European Dropbox users have been inundated with spam advertising gambling websites, prompting speculations about a possible breach of the company’s systems.
The news spread on Dropbox’ online forum, as many users who claim to have used a unique email address to subscribe to the cloud storage service say that they have been receiving several of the aforementioned emails, written in English, German and Dutch.
H Security speculates that the maybe the spammers simply tried to send emails to email addresses that can be easily guessed, such as firstname.lastname@example.org, and got lucky with some of them. The theory seems to hold water, as many users who have not used unique email addresses have not received this spam.
On the other hand, how is it that only European users were targeted?
“I don’t get it… does Dropbox segregate users from different countries? I’d imagine if this was a breach, everyone would be getting these spam mails, NOT JUST European(German mainly) users,” commented one user.

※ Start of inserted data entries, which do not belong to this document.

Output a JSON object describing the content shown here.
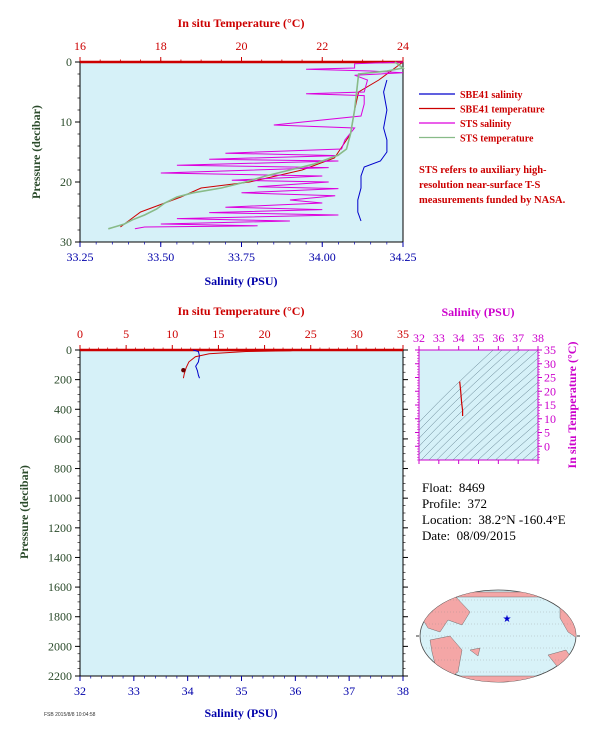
{
  "chart_data": [
    {
      "type": "line",
      "panel": "upper-profile",
      "title": "",
      "xlabel_top": "In situ Temperature (°C)",
      "xlabel_bottom": "Salinity (PSU)",
      "ylabel": "Pressure (decibar)",
      "temp_range": [
        16,
        24
      ],
      "sal_range": [
        33.25,
        34.25
      ],
      "pressure_range": [
        0,
        30
      ],
      "temp_ticks": [
        "16",
        "18",
        "20",
        "22",
        "24"
      ],
      "sal_ticks": [
        "33.25",
        "33.50",
        "33.75",
        "34.00",
        "34.25"
      ],
      "pressure_ticks": [
        "0",
        "10",
        "20",
        "30"
      ],
      "series": [
        {
          "name": "SBE41 salinity",
          "color": "#0000cc",
          "axis": "salinity",
          "points": [
            [
              34.2,
              3
            ],
            [
              34.19,
              5
            ],
            [
              34.2,
              8
            ],
            [
              34.19,
              11
            ],
            [
              34.2,
              13
            ],
            [
              34.2,
              15
            ],
            [
              34.18,
              16.5
            ],
            [
              34.13,
              17.5
            ],
            [
              34.12,
              19
            ],
            [
              34.12,
              21
            ],
            [
              34.11,
              23
            ],
            [
              34.11,
              25
            ],
            [
              34.12,
              26.5
            ]
          ]
        },
        {
          "name": "SBE41 temperature",
          "color": "#cc0000",
          "axis": "temperature",
          "points": [
            [
              24,
              0
            ],
            [
              23.4,
              3
            ],
            [
              22.9,
              5
            ],
            [
              22.8,
              8
            ],
            [
              22.7,
              12
            ],
            [
              22.3,
              16
            ],
            [
              21.5,
              18
            ],
            [
              20.2,
              20
            ],
            [
              19,
              21
            ],
            [
              18.5,
              22.5
            ],
            [
              17.5,
              25
            ],
            [
              17.2,
              26.5
            ],
            [
              17,
              27.5
            ]
          ]
        },
        {
          "name": "STS salinity",
          "color": "#dd00dd",
          "axis": "salinity",
          "points": [
            [
              34.25,
              0
            ],
            [
              34.1,
              0.3
            ],
            [
              34.1,
              1
            ],
            [
              33.95,
              1.2
            ],
            [
              34.15,
              1.5
            ],
            [
              34.25,
              1.8
            ],
            [
              34.1,
              2.2
            ],
            [
              34.14,
              3
            ],
            [
              34.13,
              5
            ],
            [
              33.95,
              5.3
            ],
            [
              34.13,
              5.6
            ],
            [
              34.13,
              7
            ],
            [
              34.12,
              9
            ],
            [
              33.85,
              10.5
            ],
            [
              34.1,
              11
            ],
            [
              34.07,
              13
            ],
            [
              34.06,
              14.5
            ],
            [
              33.7,
              15.2
            ],
            [
              34.05,
              15.6
            ],
            [
              33.65,
              16.2
            ],
            [
              34.05,
              16.5
            ],
            [
              33.55,
              17.2
            ],
            [
              34.02,
              17.6
            ],
            [
              33.5,
              18.5
            ],
            [
              34.0,
              19
            ],
            [
              33.72,
              19.7
            ],
            [
              34.02,
              20
            ],
            [
              33.8,
              20.8
            ],
            [
              34.05,
              21.1
            ],
            [
              33.75,
              21.8
            ],
            [
              34.04,
              22.3
            ],
            [
              33.9,
              23
            ],
            [
              34.0,
              23.5
            ],
            [
              33.7,
              24.2
            ],
            [
              34.0,
              24.6
            ],
            [
              33.65,
              25.1
            ],
            [
              34.05,
              25.5
            ],
            [
              33.55,
              26.1
            ],
            [
              33.9,
              26.5
            ],
            [
              33.5,
              27
            ],
            [
              33.8,
              27.3
            ],
            [
              33.45,
              27.5
            ],
            [
              33.42,
              27.8
            ]
          ]
        },
        {
          "name": "STS temperature",
          "color": "#88bb88",
          "axis": "temperature",
          "points": [
            [
              23.8,
              0
            ],
            [
              24,
              1
            ],
            [
              23.6,
              1.5
            ],
            [
              22.9,
              2
            ],
            [
              22.85,
              5
            ],
            [
              22.8,
              8
            ],
            [
              22.7,
              12
            ],
            [
              22.6,
              14.5
            ],
            [
              22.4,
              15.5
            ],
            [
              21.8,
              17
            ],
            [
              21.2,
              18
            ],
            [
              20.6,
              19
            ],
            [
              20.1,
              20
            ],
            [
              19.5,
              21
            ],
            [
              18.8,
              21.8
            ],
            [
              18.4,
              22.5
            ],
            [
              18.1,
              23.5
            ],
            [
              17.9,
              24.5
            ],
            [
              17.6,
              25.5
            ],
            [
              17.3,
              26.3
            ],
            [
              17.1,
              27
            ],
            [
              16.8,
              27.6
            ],
            [
              16.7,
              27.8
            ]
          ]
        }
      ],
      "legend": [
        "SBE41 salinity",
        "SBE41 temperature",
        "STS salinity",
        "STS temperature"
      ],
      "legend_placement": "right",
      "annotation": "STS refers to auxiliary high-resolution near-surface T-S measurements funded by NASA."
    },
    {
      "type": "line",
      "panel": "lower-profile",
      "title": "",
      "xlabel_top": "In situ Temperature (°C)",
      "xlabel_bottom": "Salinity (PSU)",
      "ylabel": "Pressure (decibar)",
      "temp_range": [
        0,
        35
      ],
      "sal_range": [
        32,
        38
      ],
      "pressure_range": [
        0,
        2200
      ],
      "temp_ticks": [
        "0",
        "5",
        "10",
        "15",
        "20",
        "25",
        "30",
        "35"
      ],
      "sal_ticks": [
        "32",
        "33",
        "34",
        "35",
        "36",
        "37",
        "38"
      ],
      "pressure_ticks": [
        "0",
        "200",
        "400",
        "600",
        "800",
        "1000",
        "1200",
        "1400",
        "1600",
        "1800",
        "2000",
        "2200"
      ],
      "series": [
        {
          "name": "salinity",
          "color": "#0000cc",
          "axis": "salinity",
          "points": [
            [
              34.1,
              0
            ],
            [
              34.2,
              10
            ],
            [
              34.22,
              40
            ],
            [
              34.2,
              80
            ],
            [
              34.15,
              110
            ],
            [
              34.18,
              140
            ],
            [
              34.2,
              170
            ],
            [
              34.22,
              190
            ]
          ]
        },
        {
          "name": "temperature",
          "color": "#cc0000",
          "axis": "temperature",
          "points": [
            [
              23.5,
              0
            ],
            [
              22.8,
              5
            ],
            [
              18,
              10
            ],
            [
              14,
              25
            ],
            [
              12.5,
              45
            ],
            [
              11.8,
              80
            ],
            [
              11.5,
              120
            ],
            [
              11.3,
              160
            ],
            [
              11.2,
              190
            ]
          ]
        }
      ]
    },
    {
      "type": "scatter",
      "panel": "t-s-diagram",
      "xlabel": "Salinity (PSU)",
      "ylabel": "In situ Temperature (°C)",
      "sal_range": [
        32,
        38
      ],
      "temp_range": [
        -5,
        35
      ],
      "sal_ticks": [
        "32",
        "33",
        "34",
        "35",
        "36",
        "37",
        "38"
      ],
      "temp_ticks": [
        "0",
        "5",
        "10",
        "15",
        "20",
        "25",
        "30",
        "35"
      ],
      "points": [
        [
          34.05,
          23.5
        ],
        [
          34.1,
          20
        ],
        [
          34.15,
          16
        ],
        [
          34.2,
          13
        ],
        [
          34.2,
          11
        ]
      ],
      "color": "#cc0000"
    }
  ],
  "float_info": {
    "float_label": "Float:",
    "float_value": "8469",
    "profile_label": "Profile:",
    "profile_value": "372",
    "location_label": "Location:",
    "location_value": "38.2°N  -160.4°E",
    "date_label": "Date:",
    "date_value": "08/09/2015"
  },
  "map": {
    "marker": "★",
    "marker_color": "#0000cc",
    "land_color": "#f4a6a6",
    "ocean_color": "#d8f2f8"
  },
  "stamp": "FSB 2015/8/8 10:04:58"
}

As more and more users pipe up to share their experience with this spam run and offer different theories, Dropbox has not shared what it already knows – if anything.
A Dropbox employee stated on the forum that the company continues to investigate the situation and that apart from its own internal security team, Dropbox has also engaged a team of outside experts to look into the matter.
“While we haven’t had any reports of unauthorized activity on Dropbox accounts, we’ve taken a number of precautionary steps and continue to work around the clock to make sure your information is safe,” he wrote, and added that a recent 20-minute site outage was “incidental and not caused by any external factor or third party.”
By making Dropbox cheap and easy to download, the service has successfully seeped under the door of some of the most closely guarded companies, including Apple and NASA, because their employees use it for files. Its widespread acceptance inside companies has helped Dropbox acquire some 50 million users.